The pairs plot  shows many strong correlations.
```{r pairs_plot, cache = TRUE, message = FALSE, fig.cap="Pairs Plot of Motor Trend Cars Database"}
if (!"GGally" %in% rownames(installed.packages())) {install.packages("GGally")}
library(GGally)
g_pairs <- ggpairs(mtcars, mapping=aes(color=am, alpha = 0.7),lower = list(continuous = 
                                                        wrap(ggally_smooth, size = 1)),
           diag = list(continuous = "barDiag"), upper = list(continuous = 
           wrap(ggally_cor,size=2)), axisLabels = 'none')
           
print(g_pairs)
```

The violin plot depicts strong association between transmission type and `mpg`.

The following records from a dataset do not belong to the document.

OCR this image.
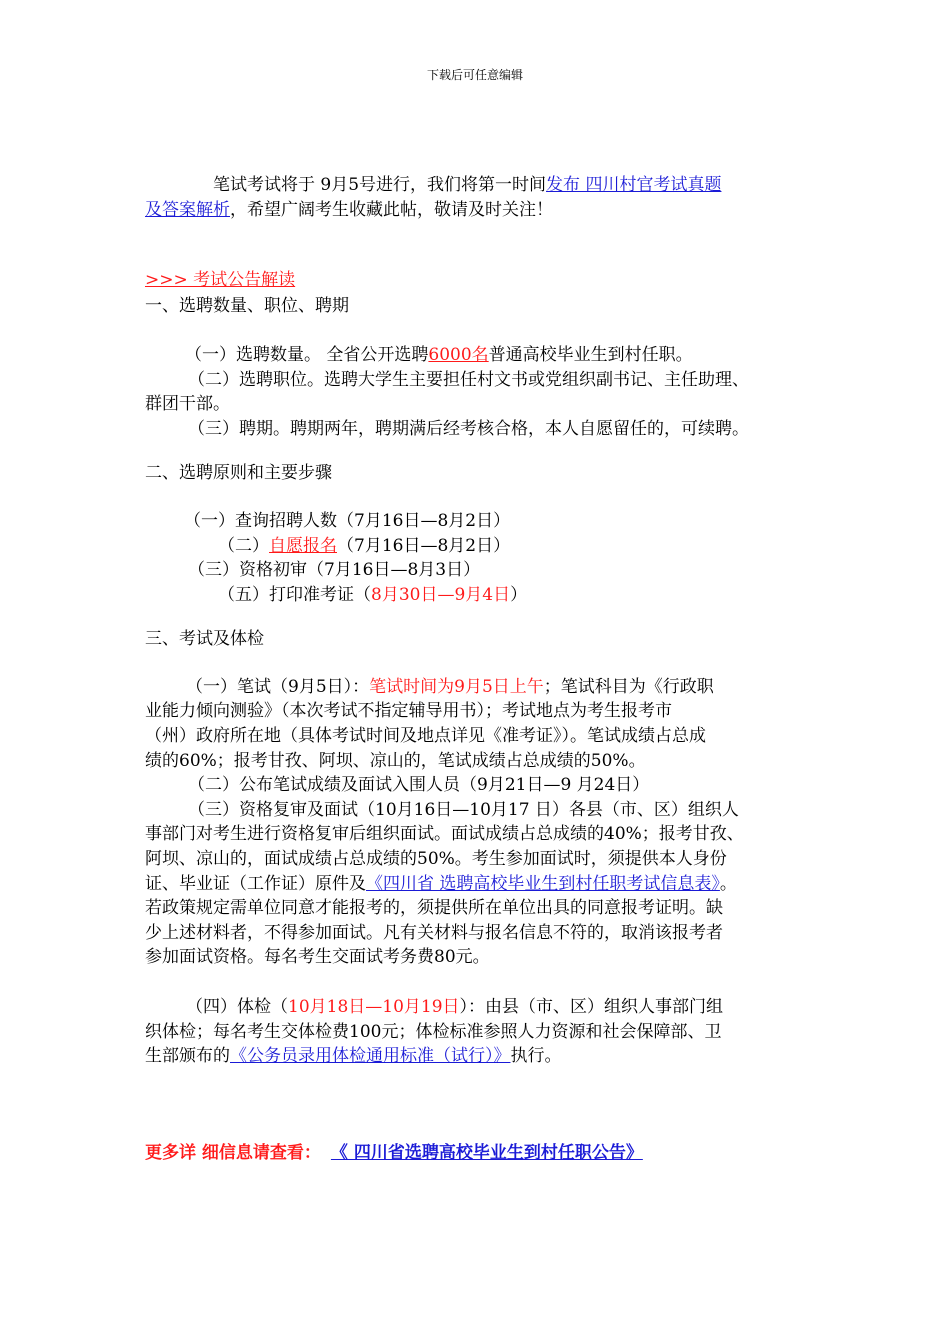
下载后可任意编辑
笔试考试将于 9月5号进行，我们将第一时间发布 四川村官考试真题
及答案解析，希望广阔考生收藏此帖，敬请及时关注！
>>> 考试公告解读
一、选聘数量、职位、聘期
（一）选聘数量。 全省公开选聘6000名普通高校毕业生到村任职。
（二）选聘职位。选聘大学生主要担任村文书或党组织副书记、主任助理、
群团干部。
（三）聘期。聘期两年，聘期满后经考核合格，本人自愿留任的，可续聘。
二、选聘原则和主要步骤
（一）查询招聘人数（7月16日—8月2日）
（二）自愿报名（7月16日—8月2日）
（三）资格初审（7月16日—8月3日）
（五）打印准考证（8月30日—9月4日）
三、考试及体检
（一）笔试（9月5日）：笔试时间为9月5日上午；笔试科目为《行政职
业能力倾向测验》（本次考试不指定辅导用书）；考试地点为考生报考市
（州）政府所在地（具体考试时间及地点详见《准考证》）。笔试成绩占总成
绩的60%；报考甘孜、阿坝、凉山的，笔试成绩占总成绩的50%。
（二）公布笔试成绩及面试入围人员（9月21日—9 月24日）
（三）资格复审及面试（10月16日—10月17 日）各县（市、区）组织人
事部门对考生进行资格复审后组织面试。面试成绩占总成绩的40%；报考甘孜、
阿坝、凉山的，面试成绩占总成绩的50%。考生参加面试时，须提供本人身份
证、毕业证（工作证）原件及《四川省 选聘高校毕业生到村任职考试信息表》。
若政策规定需单位同意才能报考的，须提供所在单位出具的同意报考证明。缺
少上述材料者，不得参加面试。凡有关材料与报名信息不符的，取消该报考者
参加面试资格。每名考生交面试考务费80元。
（四）体检（10月18日—10月19日）：由县（市、区）组织人事部门组
织体检；每名考生交体检费100元；体检标准参照人力资源和社会保障部、卫
生部颁布的《公务员录用体检通用标准（试行）》执行。
更多详 细信息请查看： 《 四川省选聘高校毕业生到村任职公告》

```{r violin_plot, fig.cap="Violin plot of MPG vs. Transmission type", message = FALSE, fig.height=3.5}
g_violin <- ggplot(mtcars, aes(x = am, y = mpg)) + geom_violin() + 
        geom_dotplot(binaxis='y', stackdir='center', dotsize=1) +
        stat_summary(fun.y=mean, geom="point", shape=23, size=4, aes(fill = am)) +
        scale_fill_discrete(name="Mean MPG")+
        labs(title = "Average MPG for manual transmissions is significantly higher")
print(g_violin)
```
  
  
```{r diagnostics, echo = FALSE, fig.cap = "Standard Model Diagnostic Plots", fig.height=6, message=FALSE}
par(mfrow = c(2,2))
plot(bestmodel)
```
Figure 4: Base R's standard diagnostic plots guide our eye to potential problems.  
  
```{r diagnostics_best_overall_model, echo = FALSE, fig.cap = "Standard Model Diagnostic Plots: Best Overall Model", fig.height=6, message=FALSE}
par(mfrow = c(2,2))
plot(bestoverallmodel)
```
Figure 5: Standard diagnostics plots for unconstrained best model.